That a brand can go from best selling to unsold, from right up there with Coke and Ford to right down there with New Coke and the Ford Edsel, in a few decades is not news. (Maybe not surprising either, in hindsight, when you switch from a straight bourbon to a blend with 60% grain neutral spirits.) The unusual angle on the Four Roses story is that, even when it wasn't available in the U.S., it was still being made here, for export to Japan and Europe. (Is it ever a bad business decision to let people buy what you make?)
Favorite factoid from the book: Best Product Placement, 1945, for the "Four Roses" Times Square sign visible at the top of Alfred Eisenstaedt's iconic "VJ Day, The Kiss." I also found out about the Mellow Moments Club, and have since signed up to join (though I may not be quite as mellow as the ideal member).
The book even gives away the Four Roses recipes, for use by the home distiller. Two different mash bills --
- 75% corn, 20% rye, 5% malted barley
- 60% corn, 35% rye, 5% malted barley
- V - delicate fruitiness
- K - slightly spicy character
- O - rich fruitiness
- Q - floral essence
- F - herbal
The Small Batch that I have on hand is a blend of four bourbons -- sources say it's the K and O yeast strains crossed with both mash bills, which is consistent with the label's promise of "a mellow symphony of sweet, fruity aromas and rich, spicy flavors." (The "small batch" part comes in from it being made in batches of about nineteen barrels.)

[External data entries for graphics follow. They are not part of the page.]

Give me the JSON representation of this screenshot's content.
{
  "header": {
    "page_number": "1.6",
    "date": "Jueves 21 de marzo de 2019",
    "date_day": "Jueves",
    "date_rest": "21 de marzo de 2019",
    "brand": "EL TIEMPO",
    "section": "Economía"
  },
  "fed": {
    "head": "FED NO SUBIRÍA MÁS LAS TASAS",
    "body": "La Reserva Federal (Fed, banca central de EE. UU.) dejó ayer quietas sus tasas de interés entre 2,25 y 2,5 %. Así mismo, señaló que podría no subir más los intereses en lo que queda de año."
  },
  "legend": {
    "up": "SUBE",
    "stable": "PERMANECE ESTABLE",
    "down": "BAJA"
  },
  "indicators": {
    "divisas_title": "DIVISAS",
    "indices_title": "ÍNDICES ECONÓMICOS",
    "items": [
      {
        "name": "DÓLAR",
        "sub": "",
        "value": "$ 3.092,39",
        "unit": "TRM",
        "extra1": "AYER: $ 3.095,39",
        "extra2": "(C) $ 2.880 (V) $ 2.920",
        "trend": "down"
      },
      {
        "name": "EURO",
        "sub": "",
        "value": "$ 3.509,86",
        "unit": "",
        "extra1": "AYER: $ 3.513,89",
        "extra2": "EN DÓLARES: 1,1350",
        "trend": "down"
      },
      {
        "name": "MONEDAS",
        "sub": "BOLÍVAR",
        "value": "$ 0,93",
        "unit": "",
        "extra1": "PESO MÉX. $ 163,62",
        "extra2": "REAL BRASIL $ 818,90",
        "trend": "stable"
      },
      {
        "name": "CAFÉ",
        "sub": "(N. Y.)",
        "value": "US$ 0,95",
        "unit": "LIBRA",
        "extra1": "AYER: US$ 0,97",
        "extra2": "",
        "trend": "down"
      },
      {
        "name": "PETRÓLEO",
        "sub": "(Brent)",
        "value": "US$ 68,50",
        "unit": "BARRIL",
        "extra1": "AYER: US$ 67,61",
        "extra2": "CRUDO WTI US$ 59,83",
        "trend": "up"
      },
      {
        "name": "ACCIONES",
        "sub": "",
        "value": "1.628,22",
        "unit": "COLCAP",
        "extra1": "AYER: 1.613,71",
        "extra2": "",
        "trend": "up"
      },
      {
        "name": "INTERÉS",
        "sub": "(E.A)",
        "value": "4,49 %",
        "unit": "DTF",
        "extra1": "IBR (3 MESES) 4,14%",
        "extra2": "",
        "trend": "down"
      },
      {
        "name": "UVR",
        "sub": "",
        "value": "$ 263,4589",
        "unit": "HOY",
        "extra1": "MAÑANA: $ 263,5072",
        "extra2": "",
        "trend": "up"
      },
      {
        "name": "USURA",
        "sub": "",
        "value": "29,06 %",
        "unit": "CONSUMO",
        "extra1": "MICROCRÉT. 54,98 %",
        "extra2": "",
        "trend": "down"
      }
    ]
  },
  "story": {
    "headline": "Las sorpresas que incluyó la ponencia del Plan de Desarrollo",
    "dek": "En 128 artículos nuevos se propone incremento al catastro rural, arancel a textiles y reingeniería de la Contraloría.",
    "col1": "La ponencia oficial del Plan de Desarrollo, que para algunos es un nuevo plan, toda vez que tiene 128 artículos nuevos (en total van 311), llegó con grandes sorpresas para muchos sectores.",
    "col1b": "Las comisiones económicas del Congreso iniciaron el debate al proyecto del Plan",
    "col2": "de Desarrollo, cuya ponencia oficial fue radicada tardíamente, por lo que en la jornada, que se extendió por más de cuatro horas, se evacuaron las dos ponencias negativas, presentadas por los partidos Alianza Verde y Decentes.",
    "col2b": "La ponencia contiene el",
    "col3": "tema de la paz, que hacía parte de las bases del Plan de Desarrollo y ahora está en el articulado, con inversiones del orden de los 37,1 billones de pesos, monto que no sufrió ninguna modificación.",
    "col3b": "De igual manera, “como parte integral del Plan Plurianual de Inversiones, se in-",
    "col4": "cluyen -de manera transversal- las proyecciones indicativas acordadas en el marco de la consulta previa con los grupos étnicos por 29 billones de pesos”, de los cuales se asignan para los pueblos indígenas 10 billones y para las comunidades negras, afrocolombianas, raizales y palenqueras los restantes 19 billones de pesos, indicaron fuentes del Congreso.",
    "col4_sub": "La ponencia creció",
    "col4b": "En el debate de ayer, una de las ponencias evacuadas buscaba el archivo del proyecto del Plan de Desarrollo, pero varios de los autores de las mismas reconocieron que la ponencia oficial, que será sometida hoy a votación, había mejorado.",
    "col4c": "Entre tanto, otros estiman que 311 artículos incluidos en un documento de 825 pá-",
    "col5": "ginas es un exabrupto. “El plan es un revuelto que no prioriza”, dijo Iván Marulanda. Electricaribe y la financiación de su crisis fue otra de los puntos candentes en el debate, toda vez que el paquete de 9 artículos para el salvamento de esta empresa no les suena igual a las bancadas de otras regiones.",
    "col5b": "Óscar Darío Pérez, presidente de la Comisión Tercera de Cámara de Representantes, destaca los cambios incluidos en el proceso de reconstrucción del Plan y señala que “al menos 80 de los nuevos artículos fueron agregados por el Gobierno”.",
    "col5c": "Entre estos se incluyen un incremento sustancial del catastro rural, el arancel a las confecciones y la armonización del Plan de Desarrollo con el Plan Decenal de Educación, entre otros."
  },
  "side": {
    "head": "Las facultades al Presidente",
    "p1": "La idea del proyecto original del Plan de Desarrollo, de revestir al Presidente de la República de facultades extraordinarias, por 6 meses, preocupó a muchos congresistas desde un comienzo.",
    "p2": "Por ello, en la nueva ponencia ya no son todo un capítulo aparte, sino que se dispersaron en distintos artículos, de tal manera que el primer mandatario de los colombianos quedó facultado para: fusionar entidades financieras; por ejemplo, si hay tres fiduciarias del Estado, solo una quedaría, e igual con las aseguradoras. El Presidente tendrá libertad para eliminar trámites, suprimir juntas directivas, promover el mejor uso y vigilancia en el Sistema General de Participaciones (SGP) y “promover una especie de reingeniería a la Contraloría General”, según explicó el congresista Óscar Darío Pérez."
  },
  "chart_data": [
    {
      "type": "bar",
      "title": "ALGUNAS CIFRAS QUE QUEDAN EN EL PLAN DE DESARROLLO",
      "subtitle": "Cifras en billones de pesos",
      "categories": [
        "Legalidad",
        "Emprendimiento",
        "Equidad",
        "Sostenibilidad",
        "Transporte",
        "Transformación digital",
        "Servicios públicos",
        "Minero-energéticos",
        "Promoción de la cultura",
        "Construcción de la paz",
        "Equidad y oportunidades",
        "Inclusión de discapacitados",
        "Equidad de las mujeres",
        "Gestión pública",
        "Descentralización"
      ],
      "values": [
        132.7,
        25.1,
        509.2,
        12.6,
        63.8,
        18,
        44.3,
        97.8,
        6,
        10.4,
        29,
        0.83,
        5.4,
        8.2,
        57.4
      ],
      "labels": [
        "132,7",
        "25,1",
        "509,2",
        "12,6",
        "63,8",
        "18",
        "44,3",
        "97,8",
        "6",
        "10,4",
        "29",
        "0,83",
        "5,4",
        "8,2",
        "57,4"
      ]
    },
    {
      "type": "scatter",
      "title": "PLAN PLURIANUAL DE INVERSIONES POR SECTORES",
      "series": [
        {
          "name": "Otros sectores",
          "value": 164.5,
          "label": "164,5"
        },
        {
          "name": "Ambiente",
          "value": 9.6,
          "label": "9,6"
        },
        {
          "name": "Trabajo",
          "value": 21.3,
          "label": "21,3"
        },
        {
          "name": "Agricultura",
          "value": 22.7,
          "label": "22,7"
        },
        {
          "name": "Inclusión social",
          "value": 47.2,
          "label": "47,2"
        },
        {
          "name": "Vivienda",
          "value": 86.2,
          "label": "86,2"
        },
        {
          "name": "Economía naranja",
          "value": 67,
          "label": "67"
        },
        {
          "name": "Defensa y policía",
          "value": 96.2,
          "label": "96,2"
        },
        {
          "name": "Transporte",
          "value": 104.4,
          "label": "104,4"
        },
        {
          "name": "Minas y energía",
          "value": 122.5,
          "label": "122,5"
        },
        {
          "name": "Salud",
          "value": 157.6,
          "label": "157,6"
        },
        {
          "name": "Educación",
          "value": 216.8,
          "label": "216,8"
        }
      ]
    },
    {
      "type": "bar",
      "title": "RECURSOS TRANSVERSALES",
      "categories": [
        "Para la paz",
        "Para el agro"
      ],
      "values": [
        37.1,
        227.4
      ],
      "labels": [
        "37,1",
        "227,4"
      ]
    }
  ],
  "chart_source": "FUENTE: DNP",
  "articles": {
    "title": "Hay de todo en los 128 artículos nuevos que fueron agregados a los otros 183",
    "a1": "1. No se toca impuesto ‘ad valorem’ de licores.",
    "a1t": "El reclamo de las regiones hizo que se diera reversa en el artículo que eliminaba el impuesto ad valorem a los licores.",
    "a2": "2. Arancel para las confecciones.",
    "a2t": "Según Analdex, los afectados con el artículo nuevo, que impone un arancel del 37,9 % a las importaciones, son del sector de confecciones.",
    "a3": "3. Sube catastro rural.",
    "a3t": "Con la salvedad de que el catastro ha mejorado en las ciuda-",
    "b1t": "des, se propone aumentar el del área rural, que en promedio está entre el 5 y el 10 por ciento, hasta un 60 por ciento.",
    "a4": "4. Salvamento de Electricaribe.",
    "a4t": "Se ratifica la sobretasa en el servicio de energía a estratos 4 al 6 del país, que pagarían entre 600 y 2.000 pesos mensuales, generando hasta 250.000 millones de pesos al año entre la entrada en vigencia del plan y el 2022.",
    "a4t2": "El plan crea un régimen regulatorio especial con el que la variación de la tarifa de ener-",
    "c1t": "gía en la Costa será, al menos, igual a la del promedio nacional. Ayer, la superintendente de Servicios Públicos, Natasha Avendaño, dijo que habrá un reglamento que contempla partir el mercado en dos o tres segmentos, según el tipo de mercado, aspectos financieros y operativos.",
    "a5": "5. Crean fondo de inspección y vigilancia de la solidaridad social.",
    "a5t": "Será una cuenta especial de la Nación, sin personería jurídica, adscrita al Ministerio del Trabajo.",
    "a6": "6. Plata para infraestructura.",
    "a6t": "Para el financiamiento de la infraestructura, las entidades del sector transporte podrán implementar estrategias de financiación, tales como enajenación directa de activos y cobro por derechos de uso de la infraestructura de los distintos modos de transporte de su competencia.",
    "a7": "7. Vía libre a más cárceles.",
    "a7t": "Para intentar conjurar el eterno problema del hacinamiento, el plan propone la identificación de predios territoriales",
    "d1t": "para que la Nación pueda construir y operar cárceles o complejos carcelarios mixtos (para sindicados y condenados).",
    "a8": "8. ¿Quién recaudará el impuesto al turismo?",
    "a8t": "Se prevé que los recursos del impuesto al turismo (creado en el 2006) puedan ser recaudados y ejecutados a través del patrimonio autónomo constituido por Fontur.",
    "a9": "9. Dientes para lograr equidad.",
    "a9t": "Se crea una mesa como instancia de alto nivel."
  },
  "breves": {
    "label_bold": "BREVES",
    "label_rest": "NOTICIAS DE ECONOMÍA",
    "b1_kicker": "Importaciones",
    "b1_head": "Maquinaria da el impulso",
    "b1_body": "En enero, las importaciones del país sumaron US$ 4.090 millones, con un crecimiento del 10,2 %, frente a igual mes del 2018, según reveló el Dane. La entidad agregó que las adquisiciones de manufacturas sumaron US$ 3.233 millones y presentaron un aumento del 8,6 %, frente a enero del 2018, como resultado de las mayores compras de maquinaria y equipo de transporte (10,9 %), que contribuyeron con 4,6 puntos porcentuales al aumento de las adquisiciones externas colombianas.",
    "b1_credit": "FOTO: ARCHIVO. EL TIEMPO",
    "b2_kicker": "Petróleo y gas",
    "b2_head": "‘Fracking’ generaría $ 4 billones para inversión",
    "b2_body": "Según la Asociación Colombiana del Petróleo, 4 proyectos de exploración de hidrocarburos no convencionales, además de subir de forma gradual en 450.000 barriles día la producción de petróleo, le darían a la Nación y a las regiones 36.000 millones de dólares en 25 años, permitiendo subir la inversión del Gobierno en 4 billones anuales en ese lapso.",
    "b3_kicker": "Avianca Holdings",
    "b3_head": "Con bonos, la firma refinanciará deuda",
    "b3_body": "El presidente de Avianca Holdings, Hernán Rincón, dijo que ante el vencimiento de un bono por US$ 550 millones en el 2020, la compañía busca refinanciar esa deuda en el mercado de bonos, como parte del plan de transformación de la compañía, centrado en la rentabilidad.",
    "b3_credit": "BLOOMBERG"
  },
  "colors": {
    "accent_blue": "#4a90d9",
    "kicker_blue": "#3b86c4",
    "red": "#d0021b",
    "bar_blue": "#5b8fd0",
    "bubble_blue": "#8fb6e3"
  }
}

For the nose, I get sweet melon and butterscotch, with a hint of cherry syrup (reminiscent of Bunratty's Potcheen, in fact). The palate is balanced (by which I mean I mostly taste bourbon) and sweet, with some oak notes; the cherries others find came out for me after several minutes with a few drops of water. The finish is a little spicy, with the rye growing if you give it time.